Thanks for the info. I thought I remembered that Sahib had pineapples growing but not sure. The Hawaiians have a neat trick of putting dissolved lamp carbons in the middle of the flower to promote rapid flower development. I tried it and it worked beautifully. I'm going to experiment with a pineapple and see how it does. 

Ethylene production triggers flowering in pineapples so another common trick is to just slice up an apple and toss a few pieces into the center of the pineapple plant. I used to have a problem getting mine (25+) to flower at the same time or some would flower and some wouldnt. Now I get 24-25 flowering at the same time. Works great!

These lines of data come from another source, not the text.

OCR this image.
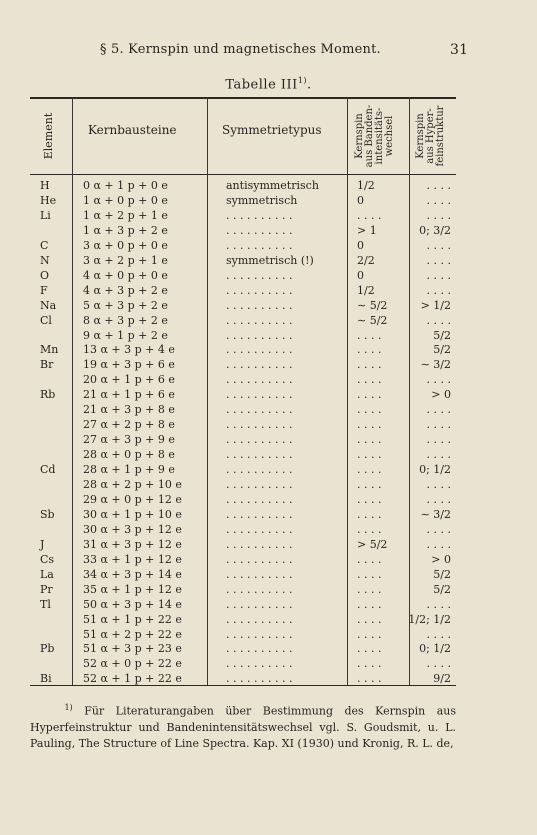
§ 5. Kernspin und magnetisches Moment.	31
Tabelle III$^{1)}$.
Element	Kernbausteine	Symmetrietypus	Kernspin aus Banden- intensitäts- wechsel Kernspin aus Hyper- feinstruktur
H	0 α + 1 p + 0 e	antisymmetrisch	1/2	. . . .
He	1 α + 0 p + 0 e	symmetrisch	0	. . . .
Li	1 α + 2 p + 1 e	. . . . . . . . . .	. . . .	. . . .
1 α + 3 p + 2 e	. . . . . . . . . .	> 1	0; 3/2
C	3 α + 0 p + 0 e	. . . . . . . . . .	0	. . . .
N	3 α + 2 p + 1 e	symmetrisch (!)	2/2	. . . .
O	4 α + 0 p + 0 e	. . . . . . . . . .	0	. . . .
F	4 α + 3 p + 2 e	. . . . . . . . . .	1/2	. . . .
Na	5 α + 3 p + 2 e	. . . . . . . . . .	∼ 5/2	> 1/2
Cl	8 α + 3 p + 2 e	. . . . . . . . . .	∼ 5/2	. . . .
9 α + 1 p + 2 e	. . . . . . . . . .	. . . .	5/2
Mn	13 α + 3 p + 4 e	. . . . . . . . . .	. . . .	5/2
Br	19 α + 3 p + 6 e	. . . . . . . . . .	. . . .	∼ 3/2
20 α + 1 p + 6 e	. . . . . . . . . .	. . . .	. . . .
Rb	21 α + 1 p + 6 e	. . . . . . . . . .	. . . .	> 0
21 α + 3 p + 8 e	. . . . . . . . . .	. . . .	. . . .
27 α + 2 p + 8 e	. . . . . . . . . .	. . . .	. . . .
27 α + 3 p + 9 e	. . . . . . . . . .	. . . .	. . . .
28 α + 0 p + 8 e	. . . . . . . . . .	. . . .	. . . .
Cd	28 α + 1 p + 9 e	. . . . . . . . . .	. . . .	0; 1/2
28 α + 2 p + 10 e	. . . . . . . . . .	. . . .	. . . .
29 α + 0 p + 12 e	. . . . . . . . . .	. . . .	. . . .
Sb	30 α + 1 p + 10 e	. . . . . . . . . .	. . . .	∼ 3/2
30 α + 3 p + 12 e	. . . . . . . . . .	. . . .	. . . .
J	31 α + 3 p + 12 e	. . . . . . . . . .	> 5/2	. . . .
Cs	33 α + 1 p + 12 e	. . . . . . . . . .	. . . .	> 0
La	34 α + 3 p + 14 e	. . . . . . . . . .	. . . .	5/2
Pr	35 α + 1 p + 12 e	. . . . . . . . . .	. . . .	5/2
Tl	50 α + 3 p + 14 e	. . . . . . . . . .	. . . .	. . . .
51 α + 1 p + 22 e	. . . . . . . . . .	. . . .	1/2; 1/2
51 α + 2 p + 22 e	. . . . . . . . . .	. . . .	. . . .
Pb	51 α + 3 p + 23 e	. . . . . . . . . .	. . . .	0; 1/2
52 α + 0 p + 22 e	. . . . . . . . . .	. . . .	. . . .
Bi	52 α + 1 p + 22 e	. . . . . . . . . .	. . . .	9/2
$^{1)}$ Für Literaturangaben über Bestimmung des Kernspin aus Hyperfeinstruktur und Bandenintensitätswechsel vgl. S. Goudsmit, u. L. Pauling, The Structure of Line Spectra. Kap. XI (1930) und Kronig, R. L. de,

Ive grown them in rafts and media beds, just make sure the crown doesnt get too wet and they do great. Looong term crop though :)

Expanded Shale - I'm getting a truck load of expanded shale delivered to my beeyard later in the month, 3/4 inch.  It seems nobody uses 1/2 inch in this area, which is the size I'd prefer.   What I'm getting is actually part of a shipment for an industrial stormwater drainage project.  Turns out, even though this is a major port, shale isn't delivered here often in anything smaller than rail car loads.  

The smaller horticulture sized shale is too fine, I think.  But the small stuff's hard to get here too. There is only one outfit that uses small stuff around here, and they drive up to the NC plant for 9 yards every two years.  

Anyway, I'll have some to sell in the Virginia Beach area, if you want to give it a try.  

I"m thinking shale base with a hydroton top layer in my grow beds.   

I'm using 1/2 inch expanded slate because 3/4 wasn't readily available.  Why would you prefer 1/2 inch?

rick kennerly said:

Expanded Shale - I'm getting a truck load of expanded shale delivered to my beeyard later in the month, 3/4 inch.  It seems nobody uses 1/2 inch in this area, which is the size I'd prefer.